— Наверное, такова уж моя судьба… — неторопливо начал он свое повествование. — Вы только представьте: даже в детстве у меня не было счастья. Семья тогда жила трудно: мама училась в институте, дед с утра до вечера работал, а бабуся тяжело болела. Всем было не до меня. Так и рос — и в семье, и без семьи. Ровесники дружили между собой, но меня редко принимали в свою компанию. Выйду, бывало, на Мокрую улицу, а со всех сторон: «Байстрюк Кованый, байстрюк Кованый!..» Школа тоже не принесла мне радости. Первый мой учитель был жестокий, старой генерации неврастеник и всю свою злость почему-то срывал всегда на мне. Может, потому что все в классе меня дразнили за родимое пятно на щеке, а может… Так что, как только я закончил четвертый класс, стал больше на Соломенских прудах грачей гонять, чем корпеть над уроками. А там и на вокзал зачастил. Ну, и встретил беспризорников голопузых, которым не было никакого дела ни до моих рыжих волос, ни до черной отметины на лице. Приняли меня бездомники в свою компанию, как равного. Странно, но именно среди них я впервые по-настоящему ощутил тепло человеческого внимания и потому готов был с беспризорными моими товарищами податься на край света. И частенько на подножках товарняков добирался с ними до Тетерева или до Яготина. Об этих моих странствиях вскоре прознал дед и долго убеждал бросить босяцкую ватагу. Но могли ли его слова опорочить в моих тогдашних глазах тех, кто не презирал меня за безотцовщину? Через неделю-другую я снова махнул на вокзал. И снова дед долго вразумлял меня. Не помогло! Ну а в третий раз он убеждал меня уже ремнем. И такие привел аргументы, что я с неделю бревном в постели провалялся. А как только выздоровел, бросил опостылевший дом и отправился с урками куда глаза глядят…

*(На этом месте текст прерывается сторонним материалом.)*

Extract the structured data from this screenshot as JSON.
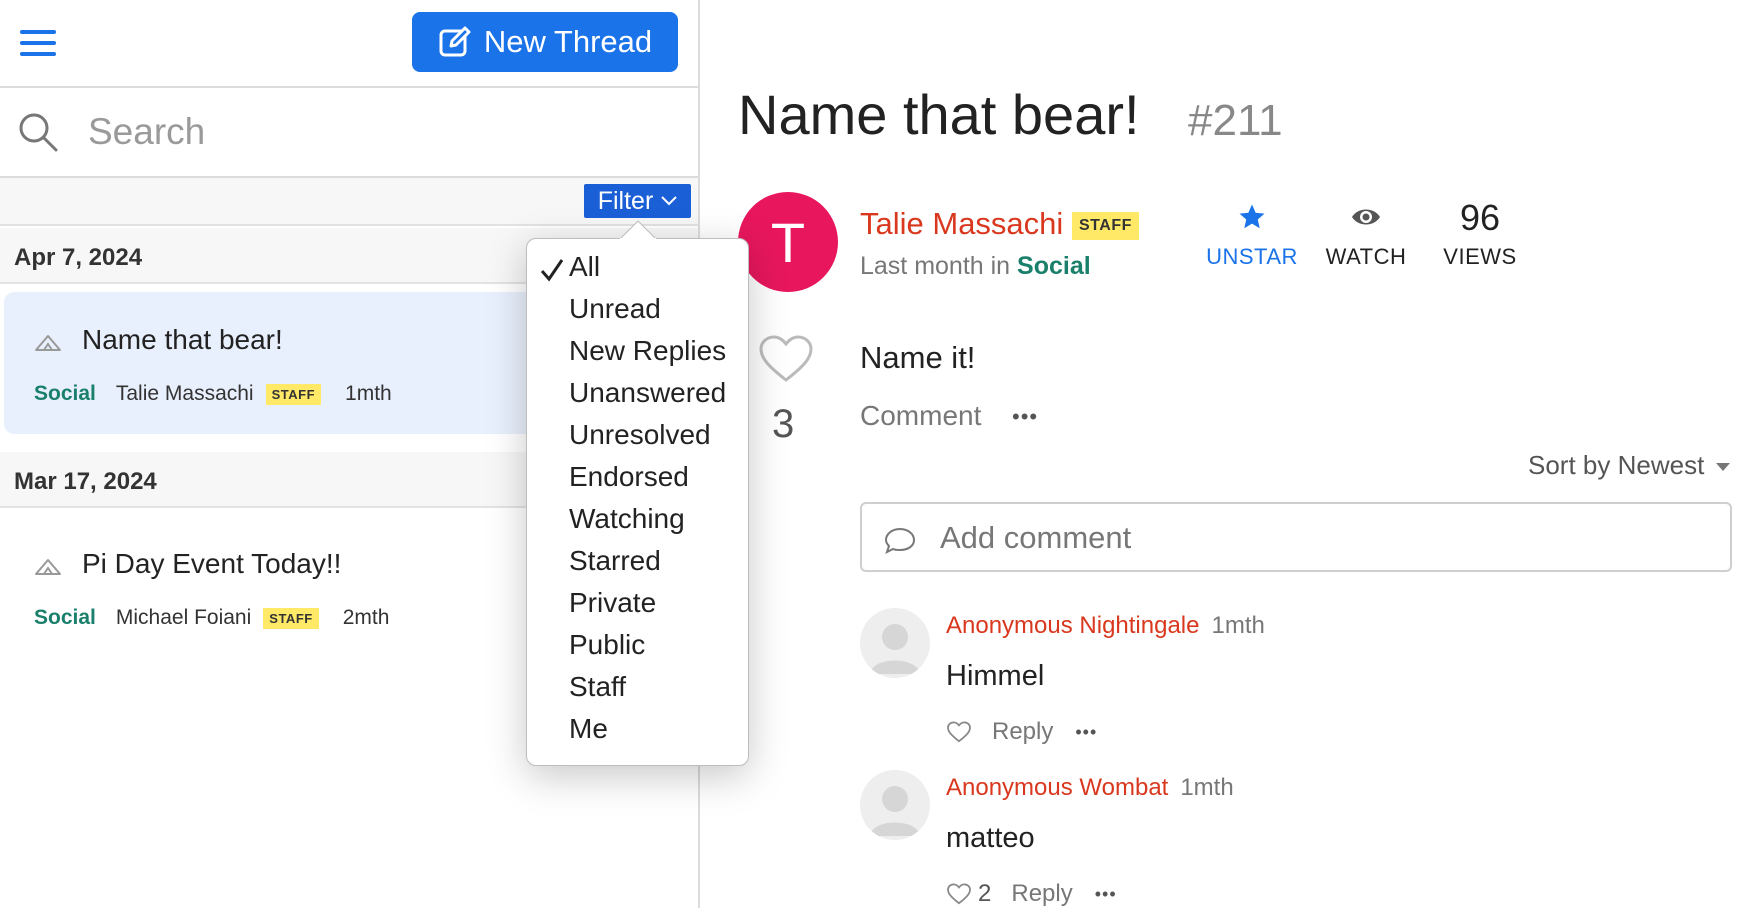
{
  "header": {
    "new_thread_label": "New Thread",
    "search_placeholder": "Search",
    "filter_label": "Filter"
  },
  "filter_menu": {
    "selected": "All",
    "options": [
      "All",
      "Unread",
      "New Replies",
      "Unanswered",
      "Unresolved",
      "Endorsed",
      "Watching",
      "Starred",
      "Private",
      "Public",
      "Staff",
      "Me"
    ]
  },
  "thread_groups": [
    {
      "date": "Apr 7, 2024",
      "threads": [
        {
          "title": "Name that bear!",
          "category": "Social",
          "author": "Talie Massachi",
          "badge": "STAFF",
          "age": "1mth",
          "selected": true
        }
      ]
    },
    {
      "date": "Mar 17, 2024",
      "threads": [
        {
          "title": "Pi Day Event Today!!",
          "category": "Social",
          "author": "Michael Foiani",
          "badge": "STAFF",
          "age": "2mth",
          "selected": false
        }
      ]
    }
  ],
  "thread": {
    "title": "Name that bear!",
    "number": "#211",
    "avatar_letter": "T",
    "author": "Talie Massachi",
    "badge": "STAFF",
    "when_prefix": "Last month in",
    "category": "Social",
    "unstar_label": "UNSTAR",
    "watch_label": "WATCH",
    "views_count": "96",
    "views_label": "VIEWS",
    "like_count": "3",
    "body": "Name it!",
    "comment_label": "Comment",
    "more_label": "•••",
    "sort_label": "Sort by Newest",
    "add_comment_placeholder": "Add comment"
  },
  "comments": [
    {
      "author": "Anonymous Nightingale",
      "time": "1mth",
      "text": "Himmel",
      "likes": "",
      "reply_label": "Reply",
      "more_label": "•••"
    },
    {
      "author": "Anonymous Wombat",
      "time": "1mth",
      "text": "matteo",
      "likes": "2",
      "reply_label": "Reply",
      "more_label": "•••"
    }
  ],
  "colors": {
    "accent": "#1a73e8",
    "category": "#1a7f6b",
    "author": "#d9381e",
    "staff_badge": "#ffe966",
    "avatar": "#e8175d"
  }
}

Олесь закурил снова. Сизые космы дыма расползлись по кабинету, и, словно бы вслед за ними, поплыли новые воспоминания хлопца. Впервые в жизни он так искренне рассказывал о своих мытарствах и с удивлением отмечал, как с каждой минутой на душе у него становится легче.
— Так вот: мотался я с беспризорной шпаной по многим местам, пока не прошло лето. Зима застала меня на Волге. Начались холода, завьюжило, а у нас — ни обувки, ни одежки, ни крыши над головой. И про кусок хлеба каждый день думай, как его добыть. Вот тогда-то я впервые понял, что не так уж и беззаботна жизнь уркаганов. Не раз в ту зиму являлась мне во сне мама, наш уютный «курятничек» над Мокрым яром. Но чтобы вернуться домой, даже мысли не было: гордость не позволяла. Уже весной, помню, перекочевали мы в Саратов. Пришли как-то на базар, а есть хочется, хоть пальцы грызи. Не успел я еще и руку за милостыней протянуть, как на меня торговка толстопузая пальцем ткнула и завизжала: «Уркаган! Ловите его!..» Не помня себя от страха, я бросился было бежать, но где там. Догнала меня толпища возле какого-то забора и давай чем попало дубасить. После бегства из дома не раз меня били, но так беспощадно еще нигде не месили. Пожалуй, там бы мне и конец, если бы какой-то представительный мужчина не заступился. Он и забрал меня с собой и поселил на окраине города у немолодой уже вдовушки. Назвался актером-иллюзионистом передвижного цирка Максимом Бендюгой. Расспросил, кто я и откуда, а потом пообещал сделать из меня актера, если я буду послушно выполнять все его повеления. Радости моей, конечно, не было границ. Поэтому все, что требовал Максим, я выполнял со старанием обреченного. Разучивал приемы с «глотанием» бритвы, развязывал самые замысловатые узлы… Максим же целыми днями где-то пропадал, а вернувшись домой, вел жаркие споры с хозяйкой на непонятном мне языке. Я слушал чудные слова и через месяц столько их запомнил, что мог без умолку тараторить на их языке. Вот таким способом изучал я немецкий… Иногда Бендюга брался за скрипку, и в его умелых руках она буквально рыдала, разрывая мне сердце. Я вспоминал дом, родных и часто втихомолку плакал. Однажды я попросил своего спасителя научить и меня играть на скрипке. И он согласился. Странно, но любовь к музыке привил мне именно этот человек…
Олесь сделал паузу, смахнул со лба обильные капли пота и повел дальше свою печальную повесть.